«I nostri cittadini hanno pagato un prezzo carissimo alla crisi — ha detto il premier in Parlamento pochi giorni fa — Ora il conto lo devono saldare gli oligarchi che non hanno mai messo mano al portafoglio». Negli uffici ovattati degli armatori affacciati sui moli del porto ateniese hanno mangiato subito la foglia: nel mirino di Syriza c’è l’articolo 89 della Costituzione, quello che — come un diritto divino — consente ai proprietari di navi di non pagare balzelli sui profitti generati all’estero. Un salvacondotto fiscale in versione balneare che nelle stime dalla stessa Unione industriali di settore ha consentito di trasferire oltrefrontiera tra il 2000 e il 2010, unico dato ufficiale disponibile, 140 miliardi di utili — quasi la metà del debito del paese — senza pagare un centesimo all’erario.
La partita, purtroppo per Tsipras, non è facilissima nemmeno qui. Il tesoretto degli Onassis è sotto gli occhi di tutti. Ma metterci le mani sopra, lo sanno i premier che hanno provato prima di lui, non sarà facile. L’arma dei suoi avversari — sottile ma efficacissima a Bruxelles come al Pireo — è quella del ricatto. «Sono tranquillissimo — ha dichiarato sfrontato Symeon Pariaros, amministratore delegato della Euroseas — Non vedo come un governo guidato dalla sinistra radicale possa pensare di danneggiare un’industria così importante per il paese». Tradotto in soldoni: diamo da lavorare a 250mila persone, generiamo il 7% del Prodotto interno lordo nazionale, controlliamo un bel po’ delle televisioni che pilotano il consenso nel paese. Ergo, meglio non toccarci. «Vogliamo restare a lavorare qui e siamo pronti a fare la nostra parte — ha dichiarato Theodore Ventiamidis, leader della Confindustria dei mari — A una condizione: che nessuno tocchi i diritti che ci garantisce la Costituzione ». L’alternativa? Semplice: «Tutti abbiamo pronto un piano B che possiamo realizzare in 24 ore — racconta in camera caritatis a un tavolo del club velico di Microlimano uno dei grandi del settore — Leviamo l’ancora e prendiamo residenza fiscale altrove.

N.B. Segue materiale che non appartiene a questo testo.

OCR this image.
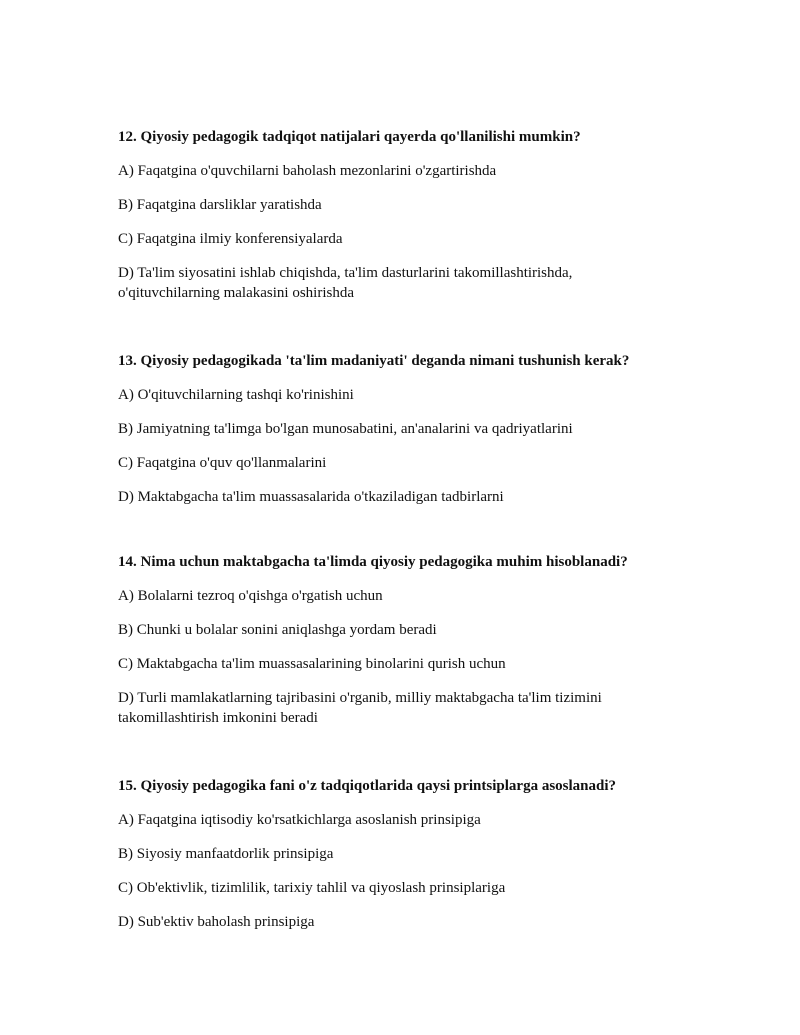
12. Qiyosiy pedagogik tadqiqot natijalari qayerda qo'llanilishi mumkin?
A) Faqatgina o'quvchilarni baholash mezonlarini o'zgartirishda
B) Faqatgina darsliklar yaratishda
C) Faqatgina ilmiy konferensiyalarda
D) Ta'lim siyosatini ishlab chiqishda, ta'lim dasturlarini takomillashtirishda, o'qituvchilarning malakasini oshirishda
13. Qiyosiy pedagogikada 'ta'lim madaniyati' deganda nimani tushunish kerak?
A) O'qituvchilarning tashqi ko'rinishini
B) Jamiyatning ta'limga bo'lgan munosabatini, an'analarini va qadriyatlarini
C) Faqatgina o'quv qo'llanmalarini
D) Maktabgacha ta'lim muassasalarida o'tkaziladigan tadbirlarni
14. Nima uchun maktabgacha ta'limda qiyosiy pedagogika muhim hisoblanadi?
A) Bolalarni tezroq o'qishga o'rgatish uchun
B) Chunki u bolalar sonini aniqlashga yordam beradi
C) Maktabgacha ta'lim muassasalarining binolarini qurish uchun
D) Turli mamlakatlarning tajribasini o'rganib, milliy maktabgacha ta'lim tizimini takomillashtirish imkonini beradi
15. Qiyosiy pedagogika fani o'z tadqiqotlarida qaysi printsiplarga asoslanadi?
A) Faqatgina iqtisodiy ko'rsatkichlarga asoslanish prinsipiga
B) Siyosiy manfaatdorlik prinsipiga
C) Ob'ektivlik, tizimlilik, tarixiy tahlil va qiyoslash prinsiplariga
D) Sub'ektiv baholash prinsipiga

C’è solo l’imbarazzo della scelta: Monaco, Dubai, Singapore. Oppure in Germania, dove ci sono agevolazioni fiscali fortissime».
Minacce belle e buone. Nemmeno troppo velate. Che però, finora, hanno funzionato. Nessun premier ha mai osato andare contro gli interessi degli Onassis nazionali. «Sono loro che costruiscono gli ospedali nelle isole. Ogni giorno le loro ricchissime Fondazioni danno da mangiare a 50mila persone nel paese», spiega un portuale all’imbarco del traghetto per Aegina. Buonismo a buon mercato che ha consentito ai tycoon di dribblare senza problemi di coscienza miliardi di tasse. A intaccare i loro diritti ha provato anche Antonis Samaras. Salvo innestare subito una brusca retromarcia e venire a patti. Limitandosi nel 2012 — quando Atene era a un passo dal default — a concordare un «tassa temporanead’emergenza» come contributo alla crisi nazionale. Quasi 500 milioni in 5 anni che gli industriali del Pireo hanno pagato senza batter ciglio. «Tutti dicono che siamo evasori con i soldi in Svizzera — dice Panos Laskaridis, uno degli uomini simbolo del settore — Storie. Le nostre entrate servono a comprare barche nuove su cui poi facciamo lavorare i greci».
Adesso tocca a Syriza. I proclami sono roboanti. Anche sul fronte del Pireo però la sinistra rischia una lezione di realismo. «Sono qui per risolvere i problemi e non per crearli — ha detto insediandosi al ministero responsabile del settore Giorgos Stathakis, famiglia di armatori — Qualsiasi cosa faremo, la faremo consultandoci con gli armatori ». La battaglia navale è iniziata ma pure Syriza, per non finire colpita e affondata, ha scelto per ora la strada della prudenza.